Concorso formale di reati e aggravante del metodo mafioso: la Suprema Corte ribadisce e precisa alcune coordinate ermeneutiche.
di Enrico Ajmar(1)e Simone Botta(2)
1.Con la pronuncia che si va ad annotare la Corte di Cassazione ha avuto modo di svolgere alcune precisazioni in ordine al confine tra il delitto di lesioni e quello di violenza privata e ai requisiti e indici di sussistenza dell’aggravante del metodo mafioso di cui all’art. 416 bis.1 c.p.
Oggetto del ricorso è la sentenza emessa dalla Corte d’Appello di Roma, confermativa della condanna emessa dal Tribunale capitolino nei confronti di un imputato dei reati di lesioni personali aggravate e di violenza privata; fattispecie entrambe aggravate dall’uso del metodo mafioso (art. 416 bis.1 c.p., prima art. 7, d.l. n. 152/1991, conv. con mod. dalla l. n. 203/1991). Nella specie, trattasi di un’aggressione da parte dell’intervistato, in concorso con altro soggetto giudicato separatamente, ad un giornalista e ad un suo collaboratore per porre fine all’intervista e allontanare le persone offese dal territorio ostiense.
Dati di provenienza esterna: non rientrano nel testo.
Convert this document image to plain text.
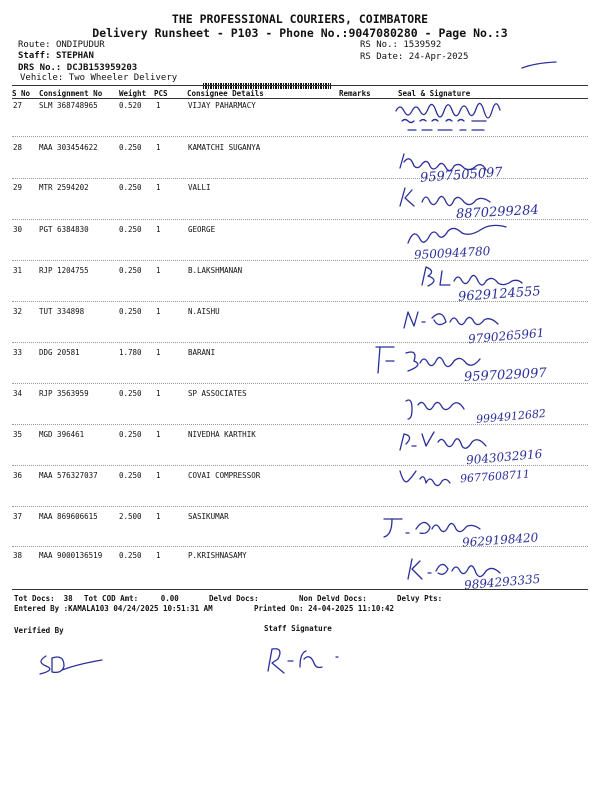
THE PROFESSIONAL COURIERS, COIMBATORE
Delivery Runsheet - P103 - Phone No.:9047080280 - Page No.:3
Route: ONDIPUDUR
Staff: STEPHAN
DRS No.: DCJB153959203
Vehicle: Two Wheeler Delivery
RS No.: 1539592
RS Date: 24-Apr-2025
S No Consignment No Weight PCS	Consignee Details	Remarks	Seal & Signature
27 SLM 368748965	0.520 1	VIJAY PAHARMACY
28 MAA 303454622	0.250 1	KAMATCHI SUGANYA
29 MTR 2594202	0.250 1	VALLI
30 PGT 6384830	0.250 1	GEORGE
31 RJP 1204755	0.250 1	B.LAKSHMANAN
32 TUT 334898	0.250 1	N.AISHU
33 DDG 20581	1.780 1	BARANI
34 RJP 3563959	0.250 1	SP ASSOCIATES
35 MGD 396461	0.250 1	NIVEDHA KARTHIK
36 MAA 576327037	0.250 1	COVAI COMPRESSOR
37 MAA 869606615	2.500 1	SASIKUMAR
38 MAA 9000136519 0.250 1	P.KRISHNASAMY
9597505097
8870299284
9500944780
9629124555
9790265961
9597029097
9994912682
9043032916
9677608711
9629198420
9894293335
Tot Docs:  38 Tot COD Amt:     0.00	Delvd Docs:	Non Delvd Docs:	Delvy Pts:
Entered By :KAMALA103 04/24/2025 10:51:31 AM	Printed On: 24-04-2025 11:10:42
Verified By	Staff Signature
In sostanza, la difesa contesta la sussistenza del delitto di cui all’art. 610 c.p., a suo avviso condotta assorbita dalla fattispecie di lesioni, e si duole altresì del riconoscimento dell’aggravante del metodo mafioso.
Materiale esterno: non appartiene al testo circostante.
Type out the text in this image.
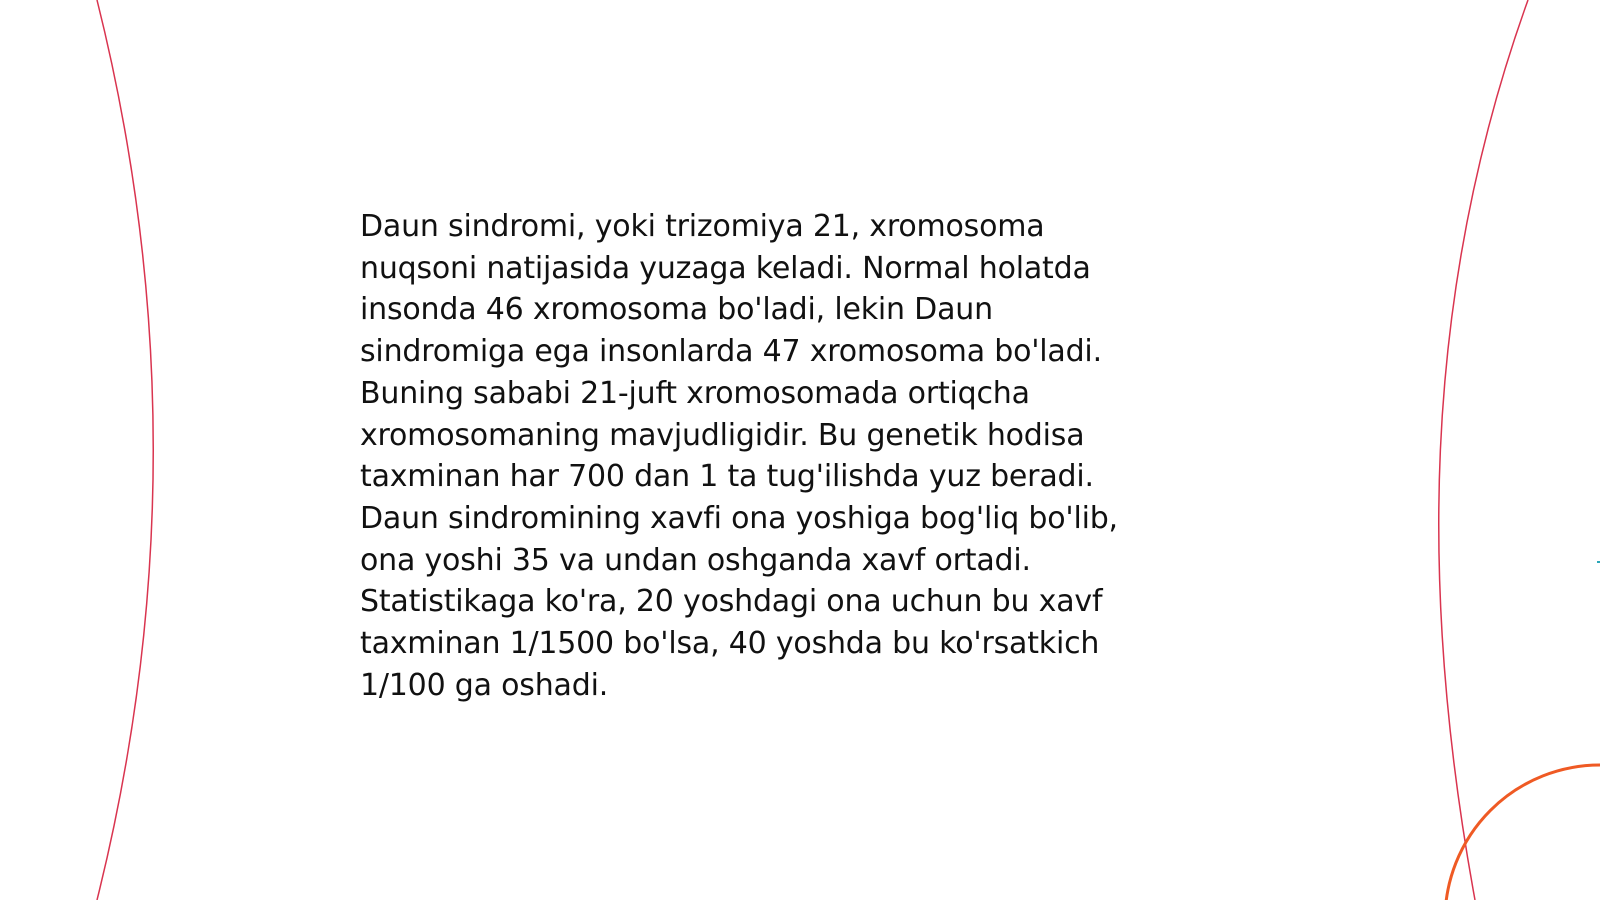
Daun sindromi, yoki trizomiya 21, xromosoma
nuqsoni natijasida yuzaga keladi. Normal holatda
insonda 46 xromosoma bo'ladi, lekin Daun
sindromiga ega insonlarda 47 xromosoma bo'ladi.
Buning sababi 21-juft xromosomada ortiqcha
xromosomaning mavjudligidir. Bu genetik hodisa
taxminan har 700 dan 1 ta tug'ilishda yuz beradi.
Daun sindromining xavfi ona yoshiga bog'liq bo'lib,
ona yoshi 35 va undan oshganda xavf ortadi.
Statistikaga ko'ra, 20 yoshdagi ona uchun bu xavf
taxminan 1/1500 bo'lsa, 40 yoshda bu ko'rsatkich
1/100 ga oshadi.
2.Ebbene, venendo all’analisi della prima delle due questioni, il passaggio certamente più rilevante è quello in cui la Corte puntualizza il confine tra le due fattispecie in analisi, concludendo per la configurabilità di entrambe.
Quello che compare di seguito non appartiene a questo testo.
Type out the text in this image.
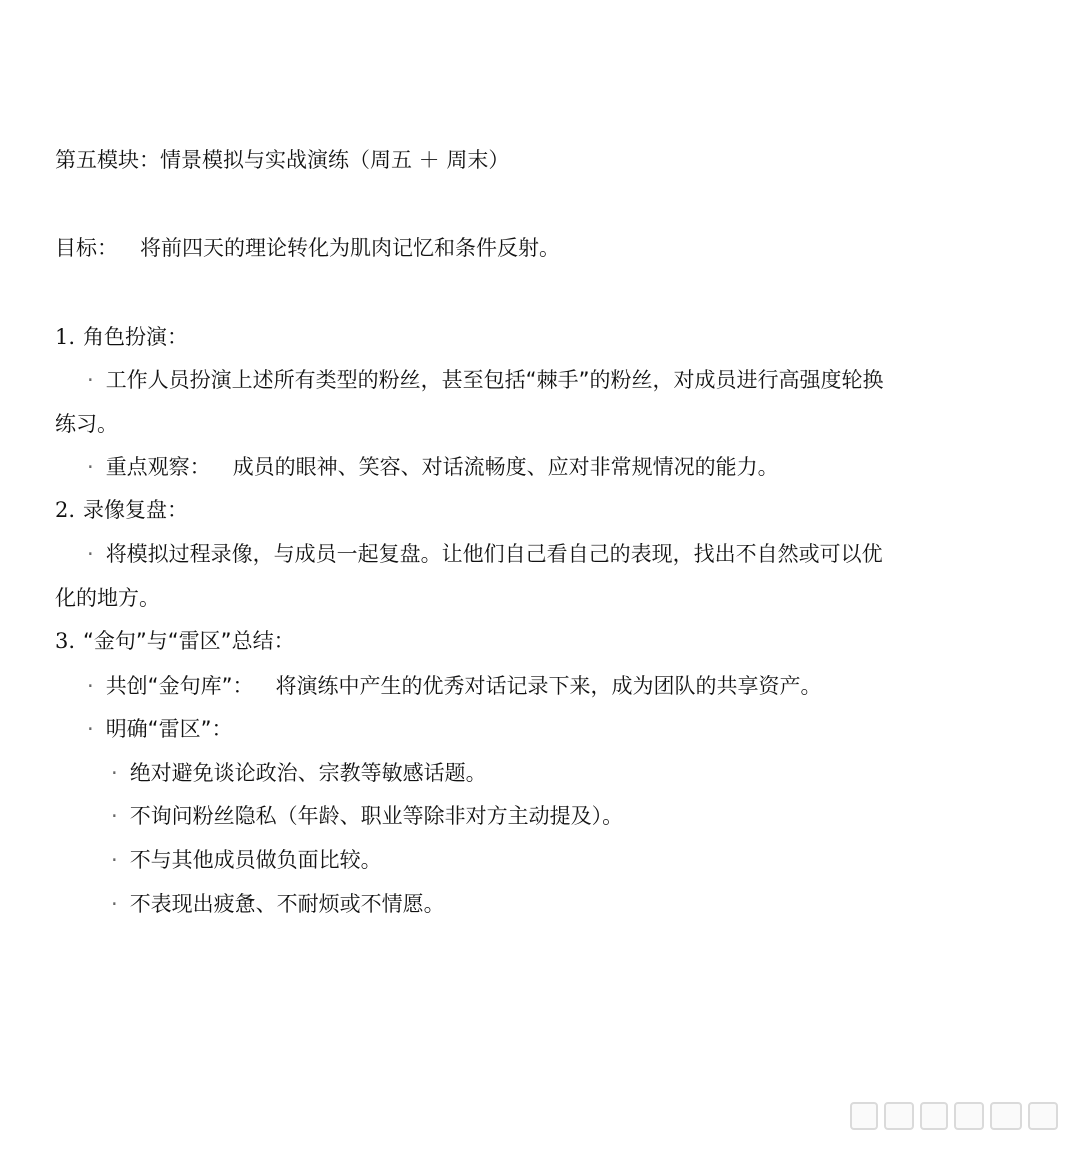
第五模块：情景模拟与实战演练（周五 ＋ 周末）
目标： 将前四天的理论转化为肌肉记忆和条件反射。
1. 角色扮演：
· 工作人员扮演上述所有类型的粉丝，甚至包括“棘手”的粉丝，对成员进行高强度轮换
练习。
· 重点观察： 成员的眼神、笑容、对话流畅度、应对非常规情况的能力。
2. 录像复盘：
· 将模拟过程录像，与成员一起复盘。让他们自己看自己的表现，找出不自然或可以优
化的地方。
3. “金句”与“雷区”总结：
· 共创“金句库”： 将演练中产生的优秀对话记录下来，成为团队的共享资产。
· 明确“雷区”：
· 绝对避免谈论政治、宗教等敏感话题。
· 不询问粉丝隐私（年龄、职业等除非对方主动提及）。
· 不与其他成员做负面比较。
· 不表现出疲惫、不耐烦或不情愿。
Il primo argomento è di ordine sistematico: l’unica fattispecie ad essere esclusa nel caso in cui la violenza sia considerata come elemento costitutivo o circostanza aggravante di un altro reato è quella di percosse(3). Da tale disposto normativo si deve quindi desumere, a contrario, che non vi siano motivi ostativi al riconoscimento di un concorso formale tra la fattispecie di lesioni e quella di violenza privata(4). Sulla base di queste considerazioni, di recente i giudici di legittimità, in un’altra pronuncia, hanno peraltro avuto modo di statuire che «“è configurabile il concorso formale tra il reato di violenza privata e quello di lesioni personali volontarie, non sussistendo tra le due fattispecie un rapporto di specialità ex art. 15 cod. pen.”, anche sulla base dell’art. 581, comma secondo, cod. pen., “che esclude il concorso nel solo caso in cui la condotta violenta sia sussumibile nella fattispecie di percosse e non ove ricorrano più gravi fattispecie, come quella di lesioni personali”»(5).
A supporto di tale approdo interpretativo, la Suprema Corte pure rileva come i beni giuridici protetti dalle norme siano differenti: nel delitto di violenza privata ad essere tutelata è la libertà morale mentre nel delitto di lesioni è sanzionata l’aggressione all’integrità fisica della persona offesa.
L’analisi del fatto permette anche di apprezzare il nesso finalistico che collega le lesioni alla condotta costrittiva punita dall’art. 610 c.p., a conferma dunque dell’eterogeneità dei beni giuridici offesi. L’imputato, infatti, avvalendosi dell’ausilio di un “guardaspalle”, resosi conto che l’intervista stava volgendo a proprio svantaggio, prima picchiava il giornalista con una testata al volto e con un attrezzo che aveva in mano, poi gli intimava di andarsene.
Correttamente allora la Corte afferma che le lesioni, lungi dall’assorbire la condotta di violenza privata, si pongono invece quale presupposto finalizzato proprio all’allontanamento coattivo delle vittime, integrante violenza privata e rappresentante un quid pluris, al contrario di quanto affermato dalla difesa con l’atto di ricorso.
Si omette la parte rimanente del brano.